Example 2: Avoid global session map keyed by TLS connection state; if you must cache, use request context and ensure cleanup.

// Chi with context-scoped caching and cleanup
package main

import (
	"context"
	"crypto/tls"
	"net/http"

	"github.com/go-chi/chi/v5"
	"github.com/go-chi/context"
)

var ctxKey = &context.Key{}

func main() {
	r := chi.NewRouter()
	r.Use(func(next http.Handler) http.Handler {
		return http.HandlerFunc(func(w http.ResponseWriter, r *http.Request) {
			// Create request-scoped value; do not keep beyond this request.
			reqCtx := context.WithValue(r.Context(), ctxKey, &SessionData{
				CertSN: r.TLS.PeerCertificates[0].SerialNumber.String(),
			})
			// Ensure cleanup via context cancellation if needed.
			ctx, cancel := context.WithCancel(reqCtx)
			defer cancel()
			next.ServeHTTP(w, r.WithContext(ctx))
		})
	})
	r.Get("/info", func(w http.ResponseWriter, r *http.Request) {
		// Safe: read-only, request-scoped
		sess := r.Context().Value(ctxKey)
		// process sess safely; do not store globally
		w.Write([]byte("ok"))
	})
	http.ListenAndTLS(":8443", r, tlsConfig())
}

func tlsConfig() *tls.Config {
	return &tls.Config{
		ClientAuth: tls.RequireAndVerifyClientCert,
		ClientCAs:  nil,
	}
}

Key practices: do not persist mTLS-derived objects in global or long-lived caches; tie objects to request context and release them when the request ends; synchronize access if caches are unavoidable; prefer local variables within handlers; and use Chi middleware to validate mTLS early so handlers work with verified data without retaining extra state.

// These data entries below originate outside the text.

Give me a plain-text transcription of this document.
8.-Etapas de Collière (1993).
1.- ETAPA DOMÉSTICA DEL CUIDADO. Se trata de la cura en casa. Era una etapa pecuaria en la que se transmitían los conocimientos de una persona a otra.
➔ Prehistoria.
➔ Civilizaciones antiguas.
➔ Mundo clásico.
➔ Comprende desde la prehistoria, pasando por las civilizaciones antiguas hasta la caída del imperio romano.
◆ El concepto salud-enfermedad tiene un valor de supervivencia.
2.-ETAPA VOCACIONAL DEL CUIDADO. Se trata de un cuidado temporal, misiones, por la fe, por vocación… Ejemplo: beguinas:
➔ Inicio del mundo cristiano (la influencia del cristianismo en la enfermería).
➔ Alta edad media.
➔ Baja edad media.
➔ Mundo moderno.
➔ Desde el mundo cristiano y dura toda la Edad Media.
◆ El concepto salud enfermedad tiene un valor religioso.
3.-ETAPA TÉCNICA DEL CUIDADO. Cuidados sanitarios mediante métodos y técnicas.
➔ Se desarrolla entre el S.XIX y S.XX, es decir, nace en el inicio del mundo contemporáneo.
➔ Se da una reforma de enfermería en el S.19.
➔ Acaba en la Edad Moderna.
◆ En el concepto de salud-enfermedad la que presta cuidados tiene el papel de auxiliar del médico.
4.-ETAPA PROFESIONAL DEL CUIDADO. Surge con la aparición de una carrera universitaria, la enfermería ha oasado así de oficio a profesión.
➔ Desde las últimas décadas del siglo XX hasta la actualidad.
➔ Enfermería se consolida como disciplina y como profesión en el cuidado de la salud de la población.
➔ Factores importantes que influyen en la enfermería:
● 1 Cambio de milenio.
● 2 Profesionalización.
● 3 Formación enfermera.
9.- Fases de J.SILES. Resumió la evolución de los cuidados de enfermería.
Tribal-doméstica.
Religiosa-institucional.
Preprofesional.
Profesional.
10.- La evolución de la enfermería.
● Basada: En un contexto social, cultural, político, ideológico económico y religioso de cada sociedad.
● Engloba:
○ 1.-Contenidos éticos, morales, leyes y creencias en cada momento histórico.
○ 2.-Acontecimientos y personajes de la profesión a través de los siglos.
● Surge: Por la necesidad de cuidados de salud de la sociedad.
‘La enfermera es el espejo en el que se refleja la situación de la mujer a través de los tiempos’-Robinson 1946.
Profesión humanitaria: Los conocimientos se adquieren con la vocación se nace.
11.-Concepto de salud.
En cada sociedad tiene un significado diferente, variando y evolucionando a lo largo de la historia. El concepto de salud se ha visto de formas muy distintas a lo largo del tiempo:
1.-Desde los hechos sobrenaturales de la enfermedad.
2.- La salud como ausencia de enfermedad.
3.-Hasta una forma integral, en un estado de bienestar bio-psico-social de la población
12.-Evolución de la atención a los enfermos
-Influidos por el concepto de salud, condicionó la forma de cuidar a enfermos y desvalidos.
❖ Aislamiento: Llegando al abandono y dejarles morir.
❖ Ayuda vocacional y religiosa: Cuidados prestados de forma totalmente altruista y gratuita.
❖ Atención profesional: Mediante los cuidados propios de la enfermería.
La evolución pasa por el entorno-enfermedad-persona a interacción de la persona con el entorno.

middleBrick’s GitHub Action can enforce checks in CI/CD pipelines, and its MCP Server allows scanning APIs directly from your IDE to catch risky patterns early. Its Pro plan offers continuous monitoring so changes that introduce unsafe state handling can be flagged before deployment.

Frequently Asked Questions

Can mTLS itself cause Use After Free in Chi?
No, mTLS does not directly cause Use After Free. The risk comes from how application code manages objects derived from TLS state (certificates, identities). If those objects are stored globally and reused after being freed, UAF can occur. Proper request-scoped handling eliminates the issue.
How does middleBrick help detect risks related to mTLS and state management?
middleBrick scans unauthenticated attack surfaces and includes checks such as Authentication, Property Authorization, and LLM/AI Security that can surface unsafe patterns around identity and state. Findings include severity, remediation guidance, and mapping to frameworks like OWASP API Top 10 to guide safer coding practices in Chi.